In fact, when you read the article, you probably saw that she concluded it by
saying that GS deserves the populist outrage (she hasn't been talking down the
recent SEC suit, either). I think it's hard to argue that she's criticizing
Taibbi because of ideology.

No, her problem with Taibbi is that he doesn't appear to know what he's
talking about. These aren't critiques on "delivery". Taibbi's article is
premised on the idea that GS orchestrates calamities to profit from them. He
appears to have drawn that conclusion from the fact that GS has survived many
calamities. But McArdle appears to be correct: GS survives calamities because
they don't go all-in the way firms like Lehman, Bear, and (it's alleged)
Merrill did.

If GS is no worse than Lehman, Merrill, Morgan, or Citi, Taibbi's argument is
damaged.
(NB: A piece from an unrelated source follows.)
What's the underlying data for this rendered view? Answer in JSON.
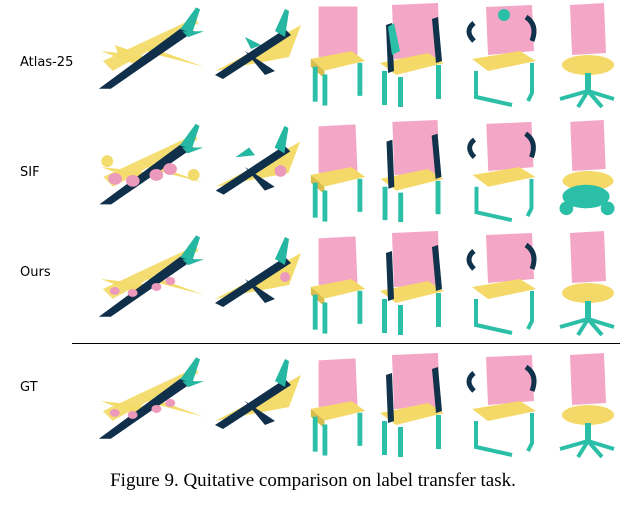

If GS comes out ahead of them because it acted more carefully and
less irresponsibly than those banks, Taibbi's argument is more or less
destroyed. The fact that Taibbi doesn't seem to know the difference between a
CDO and an IRS is amusing but besides the point.

------
adrianwaj
I posted this 5 days ago but no upvotes or comments. It might be the plaintext
format that makes this version more appealing, because it is a large read.

------
gorm
Definitive worth the read if economy is your cup of tea. Thanks for posting.